Earlier this year, Scottish art-funk band Franz Ferdinand found itself in strange company: The quartet's song "Take Me Out" -- released on the small Domino label -- landed at Number Three on the British singles chart, just behind Kelis and the latest winner of the U.K.'s Pop Idol contest, Michelle McManus. The herky-jerky track is not your typical chart-topper, but the members of Franz Ferdinand see nothing unusual about its success. "The best moments in pop music are when outsiders come into the mainstream," says singer Alex Kapranos. "We're playing pop music, the same way that Nirvana was a pop band and the Shangri-Las were a pop band."
Kapranos started the group in the spring of 2002, after Mick Cooke from Belle and Sebastian gave him a bass guitar and told him to do something useful with it. Kapranos gave his friend Bob Hardy a few lessons on the instrument and recruited drummer Paul Thomson. Shortly thereafter, Kapranos met guitarist Nick McCarthy at a party, fought with him about a bottle of vodka, called a truce and asked him to join the band.
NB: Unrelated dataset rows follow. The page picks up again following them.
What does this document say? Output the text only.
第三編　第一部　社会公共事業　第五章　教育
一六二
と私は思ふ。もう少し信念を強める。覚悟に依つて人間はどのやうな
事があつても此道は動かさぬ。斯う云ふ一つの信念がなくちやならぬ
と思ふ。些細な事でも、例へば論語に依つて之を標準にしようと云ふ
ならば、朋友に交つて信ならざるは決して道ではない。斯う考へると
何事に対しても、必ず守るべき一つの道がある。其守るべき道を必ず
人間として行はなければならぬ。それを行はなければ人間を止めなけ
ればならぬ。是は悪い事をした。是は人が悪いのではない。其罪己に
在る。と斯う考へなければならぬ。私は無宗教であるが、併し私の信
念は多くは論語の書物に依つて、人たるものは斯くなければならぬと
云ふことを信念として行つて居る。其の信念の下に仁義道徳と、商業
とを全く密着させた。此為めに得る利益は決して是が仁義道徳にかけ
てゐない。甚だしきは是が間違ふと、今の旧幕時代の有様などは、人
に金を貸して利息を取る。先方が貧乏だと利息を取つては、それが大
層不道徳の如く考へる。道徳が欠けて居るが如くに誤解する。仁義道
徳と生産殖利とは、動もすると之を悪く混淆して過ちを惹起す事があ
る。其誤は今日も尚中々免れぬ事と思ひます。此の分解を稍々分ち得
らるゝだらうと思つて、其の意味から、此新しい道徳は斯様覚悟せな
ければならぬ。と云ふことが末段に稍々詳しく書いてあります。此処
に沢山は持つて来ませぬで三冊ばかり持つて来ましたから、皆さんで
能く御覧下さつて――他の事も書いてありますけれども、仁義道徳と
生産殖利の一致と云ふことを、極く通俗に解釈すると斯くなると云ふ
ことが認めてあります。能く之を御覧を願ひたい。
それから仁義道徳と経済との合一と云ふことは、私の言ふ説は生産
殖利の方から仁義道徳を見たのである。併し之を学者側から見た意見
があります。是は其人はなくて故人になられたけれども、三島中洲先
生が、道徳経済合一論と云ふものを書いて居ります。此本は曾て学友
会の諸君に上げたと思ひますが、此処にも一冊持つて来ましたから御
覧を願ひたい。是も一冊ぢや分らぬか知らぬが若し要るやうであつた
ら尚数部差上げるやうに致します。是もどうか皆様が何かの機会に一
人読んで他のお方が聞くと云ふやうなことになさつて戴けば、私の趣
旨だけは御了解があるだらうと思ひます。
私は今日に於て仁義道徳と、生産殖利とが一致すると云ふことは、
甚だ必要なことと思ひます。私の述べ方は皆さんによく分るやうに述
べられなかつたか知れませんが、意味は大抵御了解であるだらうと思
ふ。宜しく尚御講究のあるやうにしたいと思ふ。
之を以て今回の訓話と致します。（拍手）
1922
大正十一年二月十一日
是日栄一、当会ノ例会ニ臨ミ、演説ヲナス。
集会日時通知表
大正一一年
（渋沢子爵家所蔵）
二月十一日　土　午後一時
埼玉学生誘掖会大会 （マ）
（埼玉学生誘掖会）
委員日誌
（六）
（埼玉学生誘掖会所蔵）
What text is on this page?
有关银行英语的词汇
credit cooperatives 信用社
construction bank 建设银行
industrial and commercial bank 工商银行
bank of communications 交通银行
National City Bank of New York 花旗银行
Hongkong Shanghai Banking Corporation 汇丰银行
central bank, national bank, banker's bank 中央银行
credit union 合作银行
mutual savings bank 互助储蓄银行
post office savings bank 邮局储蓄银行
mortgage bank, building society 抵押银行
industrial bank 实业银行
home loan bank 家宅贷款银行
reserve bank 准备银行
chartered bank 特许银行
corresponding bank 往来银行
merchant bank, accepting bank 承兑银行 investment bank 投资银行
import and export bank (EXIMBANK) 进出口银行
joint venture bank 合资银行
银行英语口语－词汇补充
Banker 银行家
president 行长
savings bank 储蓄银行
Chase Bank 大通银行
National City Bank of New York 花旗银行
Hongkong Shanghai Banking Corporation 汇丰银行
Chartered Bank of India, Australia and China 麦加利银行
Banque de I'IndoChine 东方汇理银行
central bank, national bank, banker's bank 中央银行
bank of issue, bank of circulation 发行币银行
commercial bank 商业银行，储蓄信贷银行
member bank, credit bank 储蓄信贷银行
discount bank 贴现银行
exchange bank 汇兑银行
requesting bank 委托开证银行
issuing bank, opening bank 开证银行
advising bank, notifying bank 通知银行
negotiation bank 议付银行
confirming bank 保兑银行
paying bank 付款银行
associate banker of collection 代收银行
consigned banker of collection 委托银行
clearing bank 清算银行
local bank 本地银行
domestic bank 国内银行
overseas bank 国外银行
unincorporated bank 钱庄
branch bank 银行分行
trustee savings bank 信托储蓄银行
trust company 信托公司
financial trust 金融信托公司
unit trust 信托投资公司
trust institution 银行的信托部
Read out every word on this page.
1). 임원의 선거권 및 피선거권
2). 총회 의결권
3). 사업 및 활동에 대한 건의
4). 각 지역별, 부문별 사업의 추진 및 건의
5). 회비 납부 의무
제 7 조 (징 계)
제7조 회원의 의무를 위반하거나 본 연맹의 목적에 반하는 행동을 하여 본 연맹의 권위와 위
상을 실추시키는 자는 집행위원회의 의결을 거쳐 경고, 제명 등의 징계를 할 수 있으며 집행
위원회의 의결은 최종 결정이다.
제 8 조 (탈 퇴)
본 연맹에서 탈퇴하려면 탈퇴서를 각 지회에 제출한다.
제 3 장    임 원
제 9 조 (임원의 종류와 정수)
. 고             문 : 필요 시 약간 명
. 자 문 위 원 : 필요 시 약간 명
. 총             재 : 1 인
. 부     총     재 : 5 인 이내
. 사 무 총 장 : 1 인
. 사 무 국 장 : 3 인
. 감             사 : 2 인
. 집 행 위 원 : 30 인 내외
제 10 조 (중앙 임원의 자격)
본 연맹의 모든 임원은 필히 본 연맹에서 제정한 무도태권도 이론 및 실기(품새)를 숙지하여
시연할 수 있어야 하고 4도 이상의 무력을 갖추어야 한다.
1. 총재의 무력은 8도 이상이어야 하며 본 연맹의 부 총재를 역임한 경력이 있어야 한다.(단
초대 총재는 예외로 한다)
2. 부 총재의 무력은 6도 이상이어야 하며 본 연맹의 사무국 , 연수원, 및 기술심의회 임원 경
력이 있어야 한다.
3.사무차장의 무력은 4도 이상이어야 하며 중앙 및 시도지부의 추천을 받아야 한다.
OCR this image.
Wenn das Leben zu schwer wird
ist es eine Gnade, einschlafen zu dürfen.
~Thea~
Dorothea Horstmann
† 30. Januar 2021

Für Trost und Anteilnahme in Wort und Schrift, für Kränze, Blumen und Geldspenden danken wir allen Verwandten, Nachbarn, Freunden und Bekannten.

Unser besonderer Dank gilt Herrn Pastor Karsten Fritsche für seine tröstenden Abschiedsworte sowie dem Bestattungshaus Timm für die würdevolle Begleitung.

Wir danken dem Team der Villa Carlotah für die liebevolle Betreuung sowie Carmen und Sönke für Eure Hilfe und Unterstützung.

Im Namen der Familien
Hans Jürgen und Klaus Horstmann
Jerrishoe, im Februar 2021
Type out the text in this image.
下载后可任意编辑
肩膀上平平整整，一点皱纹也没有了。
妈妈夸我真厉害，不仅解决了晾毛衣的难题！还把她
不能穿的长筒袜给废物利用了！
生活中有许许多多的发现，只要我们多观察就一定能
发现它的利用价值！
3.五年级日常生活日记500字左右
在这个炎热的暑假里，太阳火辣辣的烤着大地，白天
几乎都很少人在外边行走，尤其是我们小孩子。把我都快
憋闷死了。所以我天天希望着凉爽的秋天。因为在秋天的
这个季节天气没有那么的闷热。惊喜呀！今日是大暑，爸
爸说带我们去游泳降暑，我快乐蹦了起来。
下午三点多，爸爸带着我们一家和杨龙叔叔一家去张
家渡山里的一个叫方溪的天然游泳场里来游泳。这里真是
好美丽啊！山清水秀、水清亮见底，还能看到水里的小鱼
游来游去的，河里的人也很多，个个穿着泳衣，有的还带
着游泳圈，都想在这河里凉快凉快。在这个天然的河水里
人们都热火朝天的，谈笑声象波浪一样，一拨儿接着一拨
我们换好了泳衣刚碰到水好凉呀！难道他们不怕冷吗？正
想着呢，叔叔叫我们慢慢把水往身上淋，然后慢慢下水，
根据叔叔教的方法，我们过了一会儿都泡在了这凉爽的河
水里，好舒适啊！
Franz Ferdinand began throwing dance parties at the Chateau, a rehearsal space they set up in an abandoned warehouse in Glasgow. "Instead of paying rent, we upgraded the building," Kapranos says. After noise complaints, they relocated to an abandoned jail. "It isn't that bad," says Hardy. "A lot of the cells are in very good condition."
Their mission, Kapranos says, is to be a live band that makes crowds dance. "We admired the directness of Joy Division but didn't want that somber mood," he says. "We liked the grand drama of Roxy Music but didn't want to sing falsetto. We were sick of going to gigs and seeing people standing there. We would go to dance clubs, and there would be an exciting mix of rock music with electronic music. It makes you think that there's really no difference between the two at all. And why should there be?"